Officials came to our apartment several times to try to persuade my grandmother to go to Peking and bring my mother back. One said to her, "I'm really thinking of your daughter. Why persist in misunderstanding the Party? The Party was only trying to protect your son-in-law. Your daughter would not listen to the Party and went to Peking.

I'm worried for her that if she does not come back, she will be regarded as anti-Party. And you know how serious that is. Being her mother, you must do what is best for her. The Party has promised that as long as she comes back and makes a self-criticism, she will be forgiven."

The thought that her daughter was in trouble brought my grandmother to the verge of collapse.
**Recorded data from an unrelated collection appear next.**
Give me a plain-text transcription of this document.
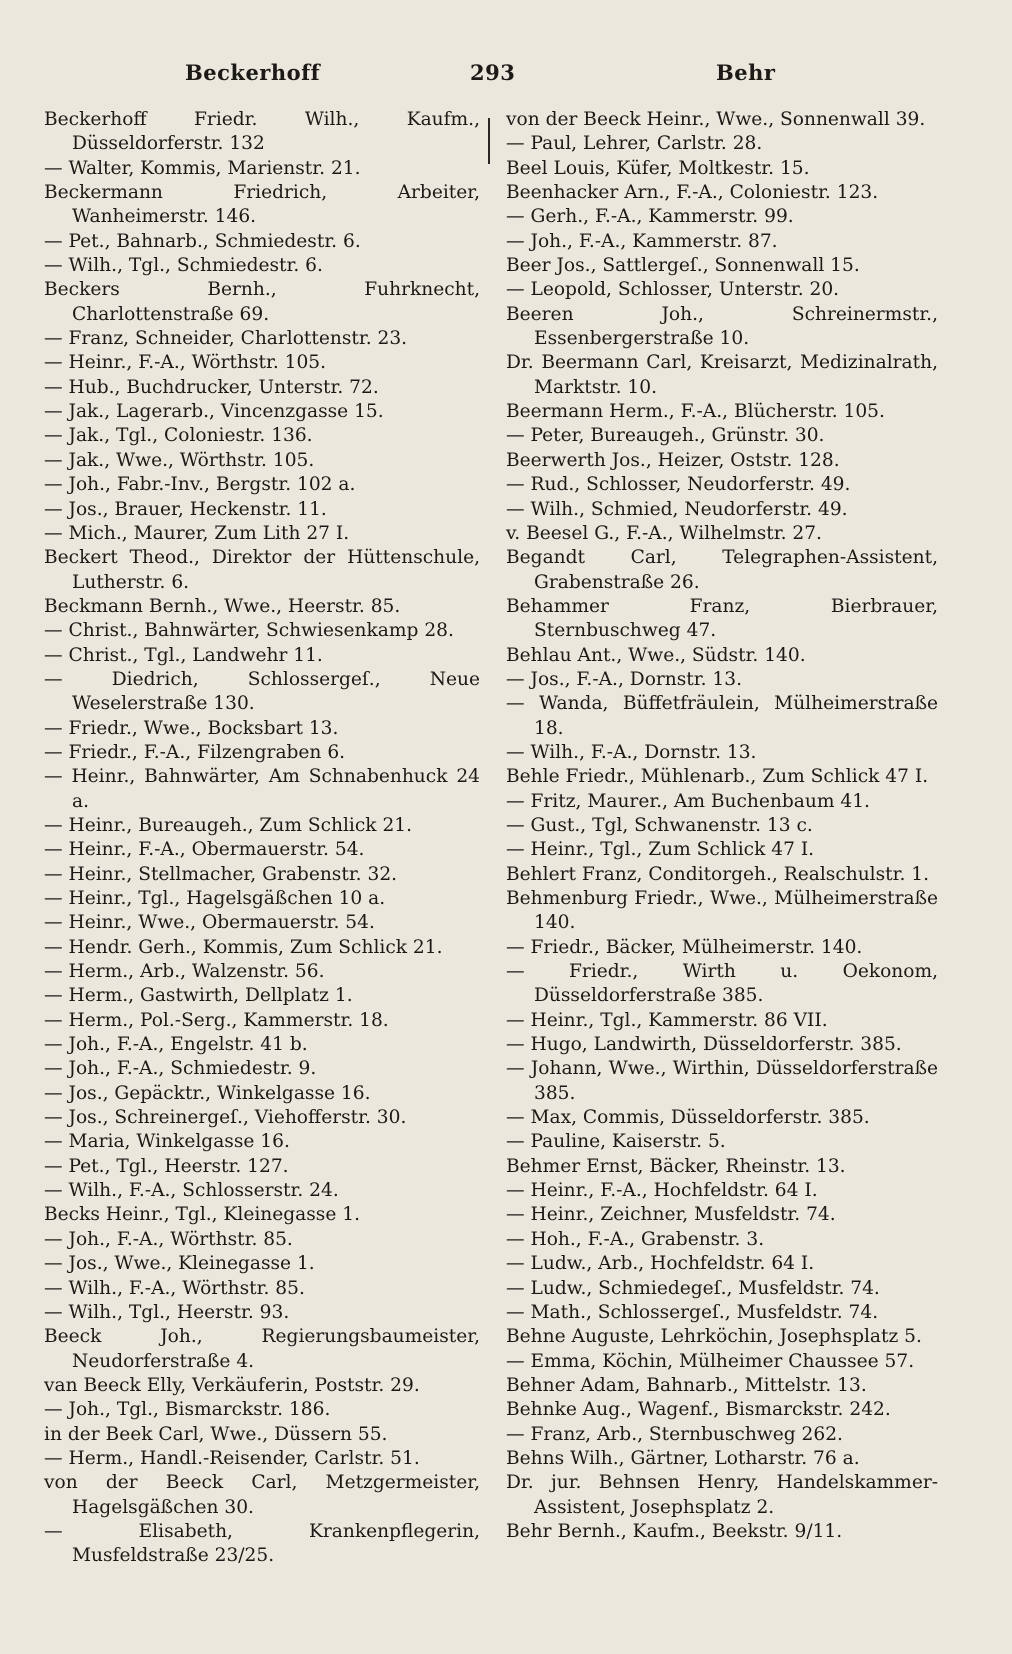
Beckerhoff	293	Behr

Beckerhoff Friedr. Wilh., Kaufm., Düsseldorferstr. 132

— Walter, Kommis, Marienstr. 21.

Beckermann Friedrich, Arbeiter, Wanheimerstr. 146.

— Pet., Bahnarb., Schmiedestr. 6.

— Wilh., Tgl., Schmiedestr. 6.

Beckers Bernh., Fuhrknecht, Charlottenstraße 69.

— Franz, Schneider, Charlottenstr. 23.

— Heinr., F.-A., Wörthstr. 105.

— Hub., Buchdrucker, Unterstr. 72.

— Jak., Lagerarb., Vincenzgasse 15.

— Jak., Tgl., Coloniestr. 136.

— Jak., Wwe., Wörthstr. 105.

— Joh., Fabr.-Inv., Bergstr. 102 a.

— Jos., Brauer, Heckenstr. 11.

— Mich., Maurer, Zum Lith 27 I.

Beckert Theod., Direktor der Hüttenschule, Lutherstr. 6.

Beckmann Bernh., Wwe., Heerstr. 85.

— Christ., Bahnwärter, Schwiesenkamp 28.

— Christ., Tgl., Landwehr 11.

— Diedrich, Schlossergeſ., Neue Weselerstraße 130.

— Friedr., Wwe., Bocksbart 13.

— Friedr., F.-A., Filzengraben 6.

— Heinr., Bahnwärter, Am Schnabenhuck 24 a.

— Heinr., Bureaugeh., Zum Schlick 21.

— Heinr., F.-A., Obermauerstr. 54.

— Heinr., Stellmacher, Grabenstr. 32.

— Heinr., Tgl., Hagelsgäßchen 10 a.

— Heinr., Wwe., Obermauerstr. 54.

— Hendr. Gerh., Kommis, Zum Schlick 21.

— Herm., Arb., Walzenstr. 56.

— Herm., Gastwirth, Dellplatz 1.

— Herm., Pol.-Serg., Kammerstr. 18.

— Joh., F.-A., Engelstr. 41 b.

— Joh., F.-A., Schmiedestr. 9.

— Jos., Gepäcktr., Winkelgasse 16.

— Jos., Schreinergeſ., Viehofferstr. 30.

— Maria, Winkelgasse 16.

— Pet., Tgl., Heerstr. 127.

— Wilh., F.-A., Schlosserstr. 24.

Becks Heinr., Tgl., Kleinegasse 1.

— Joh., F.-A., Wörthstr. 85.

— Jos., Wwe., Kleinegasse 1.

— Wilh., F.-A., Wörthstr. 85.

— Wilh., Tgl., Heerstr. 93.

Beeck Joh., Regierungsbaumeister, Neudorferstraße 4.

van Beeck Elly, Verkäuferin, Poststr. 29.

— Joh., Tgl., Bismarckstr. 186.

in der Beek Carl, Wwe., Düssern 55.

— Herm., Handl.-Reisender, Carlstr. 51.

von der Beeck Carl, Metzgermeister, Hagelsgäßchen 30.

— Elisabeth, Krankenpflegerin, Musfeldstraße 23/25.

von der Beeck Heinr., Wwe., Sonnenwall 39.

— Paul, Lehrer, Carlstr. 28.

Beel Louis, Küfer, Moltkestr. 15.

Beenhacker Arn., F.-A., Coloniestr. 123.

— Gerh., F.-A., Kammerstr. 99.

— Joh., F.-A., Kammerstr. 87.

Beer Jos., Sattlergeſ., Sonnenwall 15.

— Leopold, Schlosser, Unterstr. 20.

Beeren Joh., Schreinermstr., Essenbergerstraße 10.

Dr. Beermann Carl, Kreisarzt, Medizinalrath, Marktstr. 10.

Beermann Herm., F.-A., Blücherstr. 105.

— Peter, Bureaugeh., Grünstr. 30.

Beerwerth Jos., Heizer, Oststr. 128.

— Rud., Schlosser, Neudorferstr. 49.

— Wilh., Schmied, Neudorferstr. 49.

v. Beesel G., F.-A., Wilhelmstr. 27.

Begandt Carl, Telegraphen-Assistent, Grabenstraße 26.

Behammer Franz, Bierbrauer, Sternbuschweg 47.

Behlau Ant., Wwe., Südstr. 140.

— Jos., F.-A., Dornstr. 13.

— Wanda, Büffetfräulein, Mülheimerstraße 18.

— Wilh., F.-A., Dornstr. 13.

Behle Friedr., Mühlenarb., Zum Schlick 47 I.

— Fritz, Maurer., Am Buchenbaum 41.

— Gust., Tgl, Schwanenstr. 13 c.

— Heinr., Tgl., Zum Schlick 47 I.

Behlert Franz, Conditorgeh., Realschulstr. 1.

Behmenburg Friedr., Wwe., Mülheimerstraße 140.

— Friedr., Bäcker, Mülheimerstr. 140.

— Friedr., Wirth u. Oekonom, Düsseldorferstraße 385.

— Heinr., Tgl., Kammerstr. 86 VII.

— Hugo, Landwirth, Düsseldorferstr. 385.

— Johann, Wwe., Wirthin, Düsseldorferstraße 385.

— Max, Commis, Düsseldorferstr. 385.

— Pauline, Kaiserstr. 5.

Behmer Ernst, Bäcker, Rheinstr. 13.

— Heinr., F.-A., Hochfeldstr. 64 I.

— Heinr., Zeichner, Musfeldstr. 74.

— Hoh., F.-A., Grabenstr. 3.

— Ludw., Arb., Hochfeldstr. 64 I.

— Ludw., Schmiedegeſ., Musfeldstr. 74.

— Math., Schlossergeſ., Musfeldstr. 74.

Behne Auguste, Lehrköchin, Josephsplatz 5.

— Emma, Köchin, Mülheimer Chaussee 57.

Behner Adam, Bahnarb., Mittelstr. 13.

Behnke Aug., Wagenf., Bismarckstr. 242.

— Franz, Arb., Sternbuschweg 262.

Behns Wilh., Gärtner, Lotharstr. 76 a.

Dr. jur. Behnsen Henry, Handelskammer-Assistent, Josephsplatz 2.

Behr Bernh., Kaufm., Beekstr. 9/11.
After several such sessions, she was wavering. Then one day her mind was made up for her: she was told that my father was having a nervous breakdown, and only when my mother came home would they send him to a hospital.

The Party gave my grandmother two tickets, one for herself and one for Xiao-fang, and they set off to Peking, thirty-six hours away by train. As soon as my mother heard the news, she sent a telegram to tell my father's department she was on her way, and started making arrangements to return home. She arrived back with my grandmother and Xiao-fang in the second week of October.

During her absence, the whole of September, I had stayed at home to keep my grandmother company. I could see that she was consumed by worry, but I did not know what was going on. Where was my father? Was he under arrest, or was he being protected? Was my family in trouble or not? I did not know no one said anything.

I could stay at home because the Red Guards never exercised the rigorous control the Party did. Besides, I had a sort of 'patron' in the Red Guards, Geng, my gauche fifteen-year-old boss, who had made no effort to summon me back to the school. But at the end of September he telephoned to urge me to get back before I October, National Day, or I would never be able to join the Red Guards.